Jason Katterhenry’s IT approach to production storage relies on the visibility Qumulo Core delivers to help manage performance and capacity for Arizona Public Media’s editorial team.
Jason Katterhenry has been working at Arizona Public Media, a PBS and NPR affiliate, for the past 17 years as Director of IT Operations. His long term involvement with the company’s information technology gives him an interesting perspective on their three television stations, four radio stations and an online news outlet. About four years ago they faced cost, capacity and customer service issues with their technology vendors, which led them to start evaluating new storage systems.
Their operations at that time had been organised over two separate shared file systems. One powered their operation infrastructure and the other connected staff to their editing suites.

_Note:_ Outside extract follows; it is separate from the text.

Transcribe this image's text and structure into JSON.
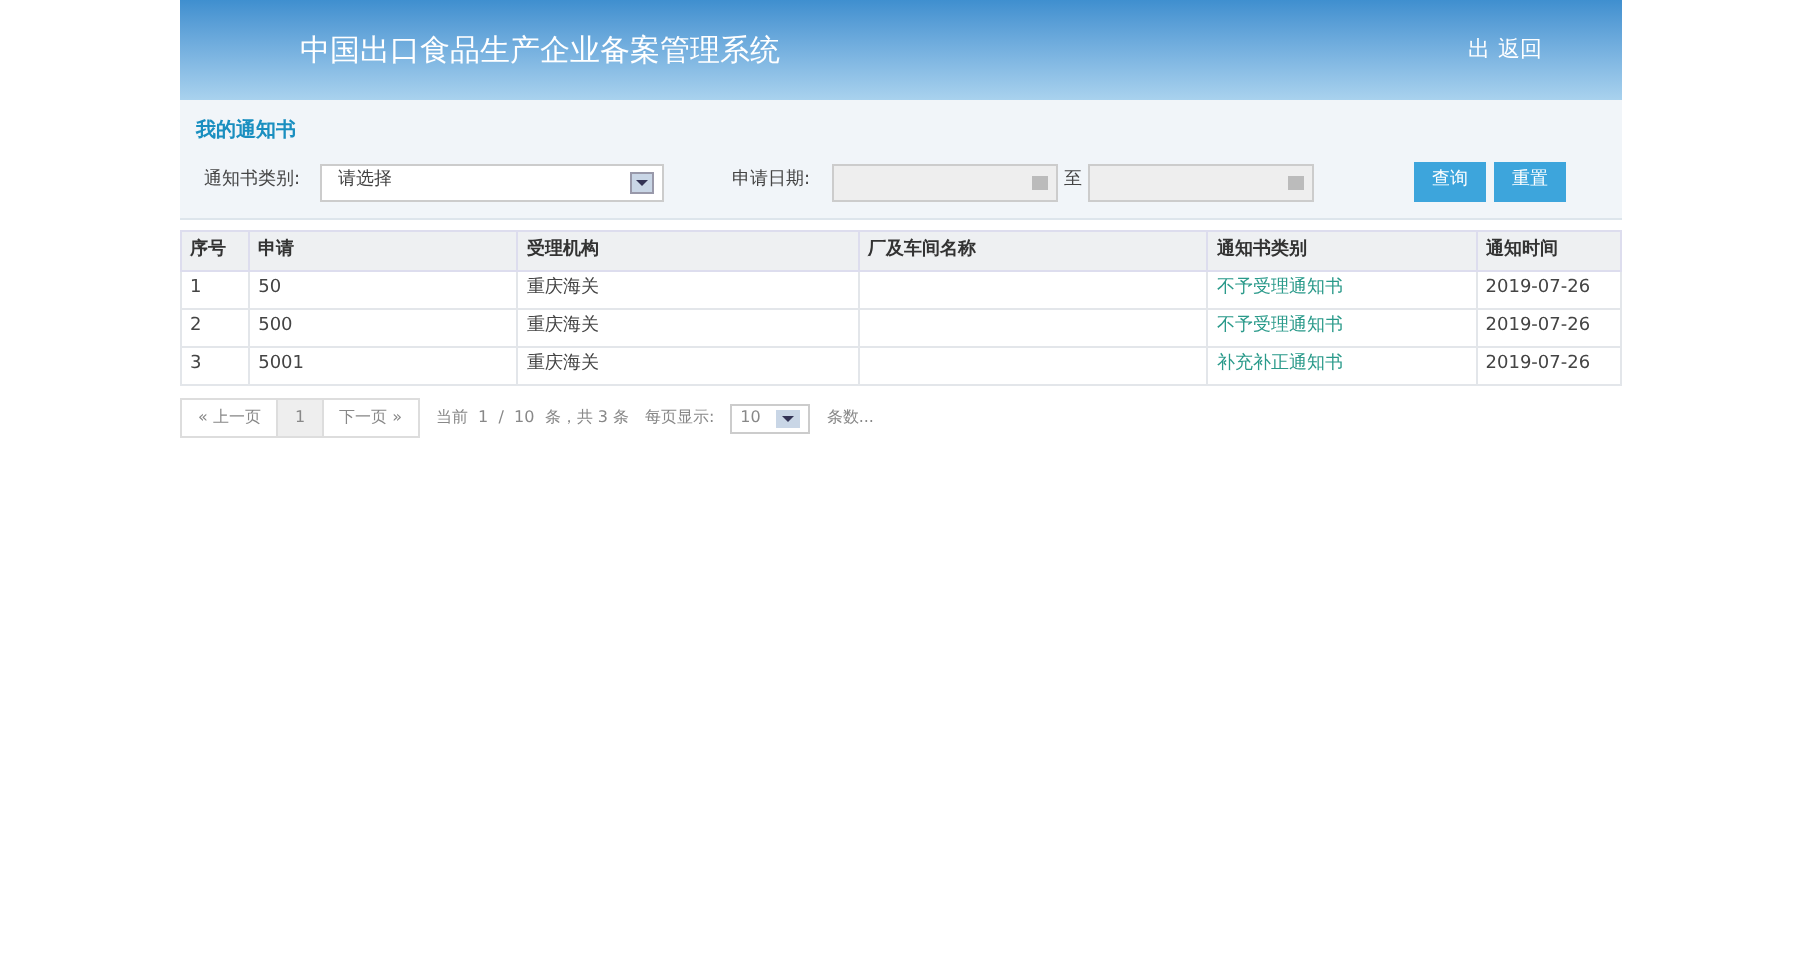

“It was hard to get information about what was going on when a problem emerged. The troubleshooting step was very difficult,” Jason said. Adding capacity or throughput was costly as well, especially because downtime was required to restructure the system properly. The system also couldn’t handle the workloads associated with regular peak periods, which caused frustration among the team and management, productivity issues and delays.
“We produce two TV shows with deliverables due on Fridays. Inevitably everyone would wait until the last minute, needing four or five workstations trying to push out 4K video. The system would grind to a halt and we would have to export in series, rather than in parallel.”
An IT Eye View
Jason evaluated Qumulo Core, data lifecycle management tools used to store and manage active file data in a single namespace with intelligent scaling. Users can run IT operational analytics of all files and users in real-time and have an API, with support for different protocols, to build automated workflows and applications. Eventually, Arizona Public Media moved to a Qumulo system.

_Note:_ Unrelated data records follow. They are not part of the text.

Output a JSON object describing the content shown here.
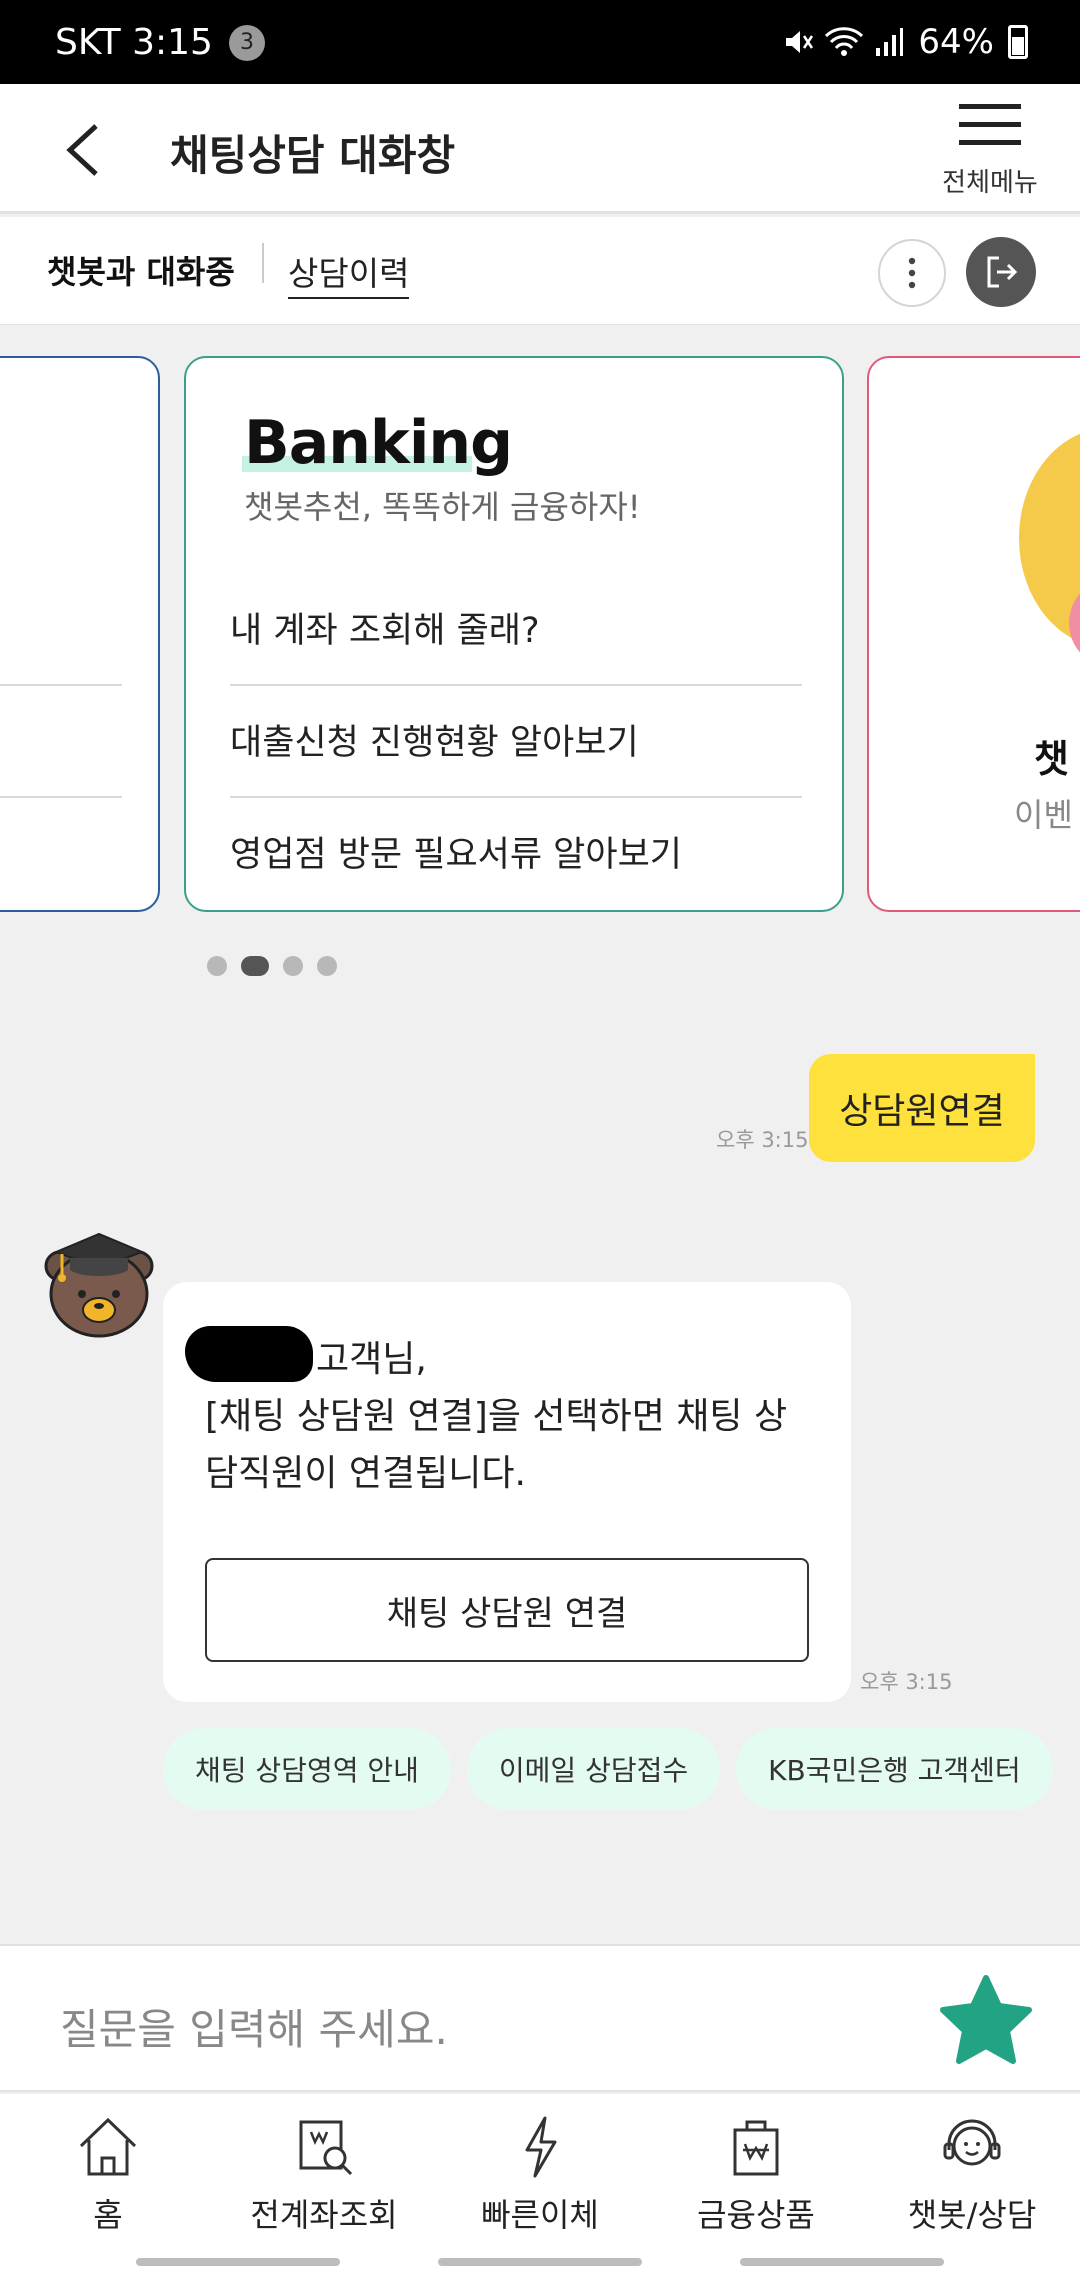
{
  "status_bar": {
    "carrier_time": "SKT 3:15",
    "notification_count": "3",
    "battery": "64%"
  },
  "header": {
    "title": "채팅상담 대화창",
    "menu_label": "전체메뉴"
  },
  "subbar": {
    "active_tab": "챗봇과 대화중",
    "history_link": "상담이력"
  },
  "carousel": {
    "main_card": {
      "title": "Banking",
      "subtitle": "챗봇추천, 똑똑하게 금융하자!",
      "items": [
        "내 계좌 조회해 줄래?",
        "대출신청 진행현황 알아보기",
        "영업점 방문 필요서류 알아보기"
      ]
    },
    "right_card": {
      "title_partial": "챗",
      "subtitle_partial": "이벤"
    },
    "page_count": 4,
    "active_page": 2
  },
  "conversation": {
    "user_message": "상담원연결",
    "user_time": "오후 3:15",
    "bot_greeting": "고객님,",
    "bot_message": "[채팅 상담원 연결]을 선택하면 채팅 상담직원이 연결됩니다.",
    "bot_button": "채팅 상담원 연결",
    "bot_time": "오후 3:15",
    "quick_replies": [
      "채팅 상담영역 안내",
      "이메일 상담접수",
      "KB국민은행 고객센터"
    ]
  },
  "input": {
    "placeholder": "질문을 입력해 주세요."
  },
  "bottom_nav": [
    {
      "label": "홈",
      "icon": "home-icon"
    },
    {
      "label": "전계좌조회",
      "icon": "account-search-icon"
    },
    {
      "label": "빠른이체",
      "icon": "lightning-icon"
    },
    {
      "label": "금융상품",
      "icon": "financial-product-icon"
    },
    {
      "label": "챗봇/상담",
      "icon": "chatbot-agent-icon"
    }
  ],
  "colors": {
    "accent_green": "#22a383",
    "user_bubble": "#ffe13d",
    "chip_bg": "#e4fbf1"
  }
}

Jason likes the Qumulo dashboard which displays an overview of storage server cluster analytics and data, visualising their storage usage information in one place – capacity information, throughput activity, client connections and so on. Clustering is the use of two or more storage servers working together to increase performance, capacity or reliability, meanwhile distributing and managing workloads between the servers. The server analytics are refreshed every five seconds, which is essentially real time – in short, Qumulo dashboard prevents data blindness.
Immediate insight into throughput trending and hotspots means the user can set real-time capacity quotas, instead of spending time provisioning quotas based on past performance. Information is accessible through a GUI, and a REST API allows users to access the information programmatically. RESTful APIs use HTTP requests to access and use data. The data can then be used to GET, PUT, POST and DELETE data types – that is, reading, updating, creating and deleting operations concerning resources.
Team of Two
The ability to continuously and closely monitor capacity usage had not initially been a priority for Jason when he began assessing storage options. But when he saw Qumulo’s features for such tasks, he recognised their value. They would make the system relatively easy for him to manage, which is important because he is part of a team of just one other person.
Qumulo REST API – executing calls against the live cluster.
Two relatively new Qumulo features also help small teams manage the dynamic nature of broadcast storage systems. One of them addresses the need to identify cold data that has not been accessed for some time, and move it to a less expensive storage option. Many storage vendor have ways of handling this task, but Qumulo’s new implementation of a last access time for data has been built to balance flexibility with performance – that is, more data management control for administrators without sacrificing performance. Time granularity ranges from hourly to daily or weekly, plus a cluster-wide setting with a default of ‘off’.
Qumulo’s new write allocation algorithm helps deal with the fact that storage systems become slower over time, especially regarding rapid data ingest. Mainly due to fragmentation, which spreads data unevenly across a namespace, complex calculations occurring in the middle of a write operation can slow the system down. The typical solution was running costly defragmentation jobs in the background to reclaim performance. Instead, the new algorithm maintains long term performance by placing data in the optimal location across a cluster and intelligently thinking ahead to ensure low latency writes, no matter the age of the cluster.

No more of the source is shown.